The Paly and Henry M. Gunn High School student board representatives — both of whom have a preferential vote — voted against the reopening plan.
“We saw community member after community member expressing their genuine concern regarding the plan, yet the board failed to listen and approved the plan unanimously.”
— Mathew Signorello-Katz, Junior ASB President
After feeling unheard by the board, Paly students Kabir Bhatia, Jeffery Tu, Madison Abbassi, Matthew Cao, Erin Kim, Colleen Wang and Ajay Venkatraman voiced their disapproval through an open letter, which garnered over 690 signatures from PAUSD staff, students and parents. The letter addresses common concerns between students and faculty and explores other methods for helping students learn remotely, including the expansion of PAUSD+ and future onsite opportunities.
Furthermore, the Palo Alto Educators Association addressed the district, asking for a more developed and transparent reopening process, with safety being the principal concern for most teachers.
Working toward reopening
The months of isolated and online learning have left many yearning for in-person instruction. Board Vice President Shounak Dharap recognizes the importance of getting students back on campus.
“[There were] kids who didn’t have an ideal learning environment at home, because parents were working, because it was loud, because of any number of distractions,” Dharap said. “Kids also have different learning styles, and sometimes it’s really hard for some students to sit in front of a computer and really self regulate.”

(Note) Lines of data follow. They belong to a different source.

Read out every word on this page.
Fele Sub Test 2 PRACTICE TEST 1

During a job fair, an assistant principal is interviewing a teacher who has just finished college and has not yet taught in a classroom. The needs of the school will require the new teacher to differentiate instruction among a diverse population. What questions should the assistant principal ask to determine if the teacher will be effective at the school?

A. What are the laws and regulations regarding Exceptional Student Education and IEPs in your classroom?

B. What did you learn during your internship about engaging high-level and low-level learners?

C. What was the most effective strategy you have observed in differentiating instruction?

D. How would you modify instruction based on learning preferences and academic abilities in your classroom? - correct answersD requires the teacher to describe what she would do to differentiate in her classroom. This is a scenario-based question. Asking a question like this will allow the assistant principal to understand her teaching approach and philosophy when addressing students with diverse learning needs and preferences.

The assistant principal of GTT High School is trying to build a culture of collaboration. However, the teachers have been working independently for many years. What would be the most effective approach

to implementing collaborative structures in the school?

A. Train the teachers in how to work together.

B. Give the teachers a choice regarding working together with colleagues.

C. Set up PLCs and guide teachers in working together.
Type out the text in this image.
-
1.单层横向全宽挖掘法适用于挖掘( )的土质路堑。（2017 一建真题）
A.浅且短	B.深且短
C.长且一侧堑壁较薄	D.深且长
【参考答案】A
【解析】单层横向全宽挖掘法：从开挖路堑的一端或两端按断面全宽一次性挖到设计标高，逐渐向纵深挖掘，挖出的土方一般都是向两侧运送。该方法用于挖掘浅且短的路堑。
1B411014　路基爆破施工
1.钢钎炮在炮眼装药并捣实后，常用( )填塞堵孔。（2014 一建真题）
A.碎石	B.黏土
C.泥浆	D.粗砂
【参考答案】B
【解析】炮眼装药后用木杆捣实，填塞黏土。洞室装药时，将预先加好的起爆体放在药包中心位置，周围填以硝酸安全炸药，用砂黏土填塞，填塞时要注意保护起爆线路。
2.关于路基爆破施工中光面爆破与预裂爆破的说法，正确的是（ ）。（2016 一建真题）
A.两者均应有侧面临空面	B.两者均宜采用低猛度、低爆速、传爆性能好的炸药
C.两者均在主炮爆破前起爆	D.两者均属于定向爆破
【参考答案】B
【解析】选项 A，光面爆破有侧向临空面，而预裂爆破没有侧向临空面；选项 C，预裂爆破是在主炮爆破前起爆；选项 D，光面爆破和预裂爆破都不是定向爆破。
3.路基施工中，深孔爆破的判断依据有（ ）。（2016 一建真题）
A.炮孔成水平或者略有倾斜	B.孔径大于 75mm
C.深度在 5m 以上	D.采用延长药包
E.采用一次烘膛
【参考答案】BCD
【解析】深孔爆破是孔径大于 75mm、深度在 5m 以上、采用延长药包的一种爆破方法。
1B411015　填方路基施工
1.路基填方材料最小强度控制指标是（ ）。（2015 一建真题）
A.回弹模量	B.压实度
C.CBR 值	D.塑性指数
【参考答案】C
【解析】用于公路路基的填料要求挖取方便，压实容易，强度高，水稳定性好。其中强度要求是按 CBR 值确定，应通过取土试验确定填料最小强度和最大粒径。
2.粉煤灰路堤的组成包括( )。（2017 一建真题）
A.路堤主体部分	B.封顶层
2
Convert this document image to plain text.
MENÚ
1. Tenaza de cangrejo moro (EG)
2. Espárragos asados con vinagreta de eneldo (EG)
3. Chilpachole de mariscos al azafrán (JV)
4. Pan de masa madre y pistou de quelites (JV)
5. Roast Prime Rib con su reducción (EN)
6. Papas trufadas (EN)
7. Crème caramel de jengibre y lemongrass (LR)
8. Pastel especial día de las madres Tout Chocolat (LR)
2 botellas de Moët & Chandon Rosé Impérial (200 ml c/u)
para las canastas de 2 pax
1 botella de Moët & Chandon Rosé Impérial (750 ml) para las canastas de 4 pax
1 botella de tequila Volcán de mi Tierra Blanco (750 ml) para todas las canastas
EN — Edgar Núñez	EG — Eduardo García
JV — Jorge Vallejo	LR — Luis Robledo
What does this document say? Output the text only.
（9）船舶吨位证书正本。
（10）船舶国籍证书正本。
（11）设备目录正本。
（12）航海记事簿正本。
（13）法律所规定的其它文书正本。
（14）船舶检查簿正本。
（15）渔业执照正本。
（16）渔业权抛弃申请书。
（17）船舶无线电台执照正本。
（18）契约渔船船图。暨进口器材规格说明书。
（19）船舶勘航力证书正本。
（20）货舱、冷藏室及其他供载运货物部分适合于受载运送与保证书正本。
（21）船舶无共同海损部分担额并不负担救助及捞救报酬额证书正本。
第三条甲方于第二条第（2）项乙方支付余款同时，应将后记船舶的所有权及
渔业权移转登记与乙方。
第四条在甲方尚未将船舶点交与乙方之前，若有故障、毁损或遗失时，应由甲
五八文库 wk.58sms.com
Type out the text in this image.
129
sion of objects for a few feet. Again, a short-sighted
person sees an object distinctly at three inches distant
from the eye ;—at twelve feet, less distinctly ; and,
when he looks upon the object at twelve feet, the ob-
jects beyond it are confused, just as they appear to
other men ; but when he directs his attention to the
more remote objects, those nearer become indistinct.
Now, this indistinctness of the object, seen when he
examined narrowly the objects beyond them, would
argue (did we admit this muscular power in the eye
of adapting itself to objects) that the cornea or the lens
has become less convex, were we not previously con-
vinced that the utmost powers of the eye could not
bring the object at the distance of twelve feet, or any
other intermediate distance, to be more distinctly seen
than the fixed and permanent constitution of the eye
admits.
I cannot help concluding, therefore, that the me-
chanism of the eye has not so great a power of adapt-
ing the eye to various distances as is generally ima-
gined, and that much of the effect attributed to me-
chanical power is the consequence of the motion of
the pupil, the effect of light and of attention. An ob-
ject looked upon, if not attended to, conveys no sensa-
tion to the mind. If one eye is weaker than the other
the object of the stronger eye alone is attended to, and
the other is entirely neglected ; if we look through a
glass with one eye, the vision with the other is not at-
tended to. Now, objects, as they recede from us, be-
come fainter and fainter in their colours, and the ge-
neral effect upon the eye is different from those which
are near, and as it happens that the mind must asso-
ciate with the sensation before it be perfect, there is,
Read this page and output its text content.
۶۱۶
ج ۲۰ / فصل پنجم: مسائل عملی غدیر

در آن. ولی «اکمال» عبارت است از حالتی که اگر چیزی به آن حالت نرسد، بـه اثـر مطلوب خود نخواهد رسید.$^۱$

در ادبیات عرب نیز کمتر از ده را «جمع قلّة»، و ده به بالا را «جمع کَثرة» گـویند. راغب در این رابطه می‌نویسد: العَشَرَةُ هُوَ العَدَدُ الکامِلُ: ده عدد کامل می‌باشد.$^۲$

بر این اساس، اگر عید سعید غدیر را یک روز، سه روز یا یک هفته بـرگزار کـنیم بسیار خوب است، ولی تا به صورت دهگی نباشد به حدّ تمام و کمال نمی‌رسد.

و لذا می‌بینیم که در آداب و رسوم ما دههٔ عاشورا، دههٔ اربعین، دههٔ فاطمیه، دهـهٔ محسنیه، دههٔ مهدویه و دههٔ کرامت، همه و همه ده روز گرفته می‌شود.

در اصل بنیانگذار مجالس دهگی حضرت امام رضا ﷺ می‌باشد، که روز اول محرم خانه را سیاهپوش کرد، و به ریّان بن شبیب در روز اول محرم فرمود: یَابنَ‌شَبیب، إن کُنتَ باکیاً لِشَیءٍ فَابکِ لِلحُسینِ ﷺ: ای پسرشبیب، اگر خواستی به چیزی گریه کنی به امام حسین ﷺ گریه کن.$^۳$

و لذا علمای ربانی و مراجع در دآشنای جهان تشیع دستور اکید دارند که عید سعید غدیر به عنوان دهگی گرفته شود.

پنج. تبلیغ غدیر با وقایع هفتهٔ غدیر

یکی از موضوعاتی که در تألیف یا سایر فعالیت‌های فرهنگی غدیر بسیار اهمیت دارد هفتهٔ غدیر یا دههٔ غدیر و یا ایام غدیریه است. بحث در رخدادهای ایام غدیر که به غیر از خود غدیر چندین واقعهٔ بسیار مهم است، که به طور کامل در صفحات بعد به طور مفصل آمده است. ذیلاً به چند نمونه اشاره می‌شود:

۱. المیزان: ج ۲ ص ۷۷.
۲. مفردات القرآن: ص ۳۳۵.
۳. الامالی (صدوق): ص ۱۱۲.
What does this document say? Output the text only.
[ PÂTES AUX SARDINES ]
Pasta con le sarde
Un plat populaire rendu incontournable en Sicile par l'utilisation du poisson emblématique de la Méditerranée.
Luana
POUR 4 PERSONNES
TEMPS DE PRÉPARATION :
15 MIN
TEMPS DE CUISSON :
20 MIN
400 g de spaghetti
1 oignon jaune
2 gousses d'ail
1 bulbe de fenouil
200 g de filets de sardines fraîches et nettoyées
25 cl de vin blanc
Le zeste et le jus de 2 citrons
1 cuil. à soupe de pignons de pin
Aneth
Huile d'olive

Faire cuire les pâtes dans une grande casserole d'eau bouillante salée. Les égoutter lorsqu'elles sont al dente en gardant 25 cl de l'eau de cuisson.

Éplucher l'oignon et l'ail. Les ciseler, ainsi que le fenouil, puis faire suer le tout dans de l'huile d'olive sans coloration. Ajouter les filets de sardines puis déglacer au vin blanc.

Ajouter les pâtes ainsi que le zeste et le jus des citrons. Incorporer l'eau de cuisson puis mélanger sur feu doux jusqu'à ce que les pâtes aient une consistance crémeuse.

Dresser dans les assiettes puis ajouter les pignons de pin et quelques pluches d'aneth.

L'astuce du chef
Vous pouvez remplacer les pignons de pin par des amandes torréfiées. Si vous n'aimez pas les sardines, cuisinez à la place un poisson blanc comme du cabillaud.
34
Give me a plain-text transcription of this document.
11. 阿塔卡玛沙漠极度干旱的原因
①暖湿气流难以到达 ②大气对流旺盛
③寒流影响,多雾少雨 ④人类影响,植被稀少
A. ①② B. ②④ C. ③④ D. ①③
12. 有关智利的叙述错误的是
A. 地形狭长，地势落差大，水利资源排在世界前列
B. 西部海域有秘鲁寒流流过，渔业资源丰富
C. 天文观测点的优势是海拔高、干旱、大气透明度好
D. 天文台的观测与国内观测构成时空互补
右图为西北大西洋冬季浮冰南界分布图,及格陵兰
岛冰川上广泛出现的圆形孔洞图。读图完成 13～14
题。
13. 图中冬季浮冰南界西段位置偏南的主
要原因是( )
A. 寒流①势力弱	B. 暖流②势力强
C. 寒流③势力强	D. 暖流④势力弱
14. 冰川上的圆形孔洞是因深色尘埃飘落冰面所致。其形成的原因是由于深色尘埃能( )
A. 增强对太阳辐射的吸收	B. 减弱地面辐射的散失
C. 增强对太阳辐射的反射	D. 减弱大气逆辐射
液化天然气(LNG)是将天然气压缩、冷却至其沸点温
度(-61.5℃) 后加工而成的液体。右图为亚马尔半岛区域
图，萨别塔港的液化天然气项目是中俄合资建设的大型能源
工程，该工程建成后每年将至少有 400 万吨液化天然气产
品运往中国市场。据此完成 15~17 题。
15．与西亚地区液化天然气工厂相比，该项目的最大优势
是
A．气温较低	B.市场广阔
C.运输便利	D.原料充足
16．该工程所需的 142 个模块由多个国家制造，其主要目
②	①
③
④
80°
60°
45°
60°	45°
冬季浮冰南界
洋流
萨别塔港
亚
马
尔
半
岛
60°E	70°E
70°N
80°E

Though senior Grace Lindstrom would rather remain in distance learning for now, she believes that the plan is not sustainable and worries about how it will affect students long term.
“Students are struggling with their mental health by staying at home for this long,” Lindstrom said. “I also know that it’s really hard for people to learn new material through distance learning, so it’s setting a lot of students up to struggle in class next year and the year after.”
“[There are] kids who didn’t have an ideal learning environment at home, because parents were working, because it was loud, because of any number of distractions.”
— Shounak Dharap, Board Vice President
PAUSD elementary schools that reopened in November will remain open despite the canceled plans for secondary schools. Lynn Beck, a second-grade teacher at Addison Elementary, highlights the challenges of the transition.
“We have half of our class in school, while the other half is at home working on online lessons and activities,” Beck said. “Teachers are responsible for planning and preparing for both online and in-school learning activities. It is an incredible amount of work.”
To remain safe, students and staff have to fill out a daily questionnaire when they arrive. The doors stay open, classes are ventilated and everyone is required to wear a mask. While there are safety protocols, Beck still worries about the risk of COVID-19.
“I think my biggest concern is that the little kids don’t have strong spatial awareness, so they often can get too close to each other,” Beck said. “They need a lot of reminders.” After conversations with various members of the PAUSD community, it is clear that one thing remains certain — uncertainty.
The failed plan has elicited passionate responses as students, staff and parents pressure the district to propose an improved plan and to do so through a process that better incorporates community input. Until then, students will hunker down for virtual learning without an end date in sight.
“So while that’s very sad to me, it does give us now a long runway to prepare for the summer and for the fall to get students back on campus where they belong,” Austin said.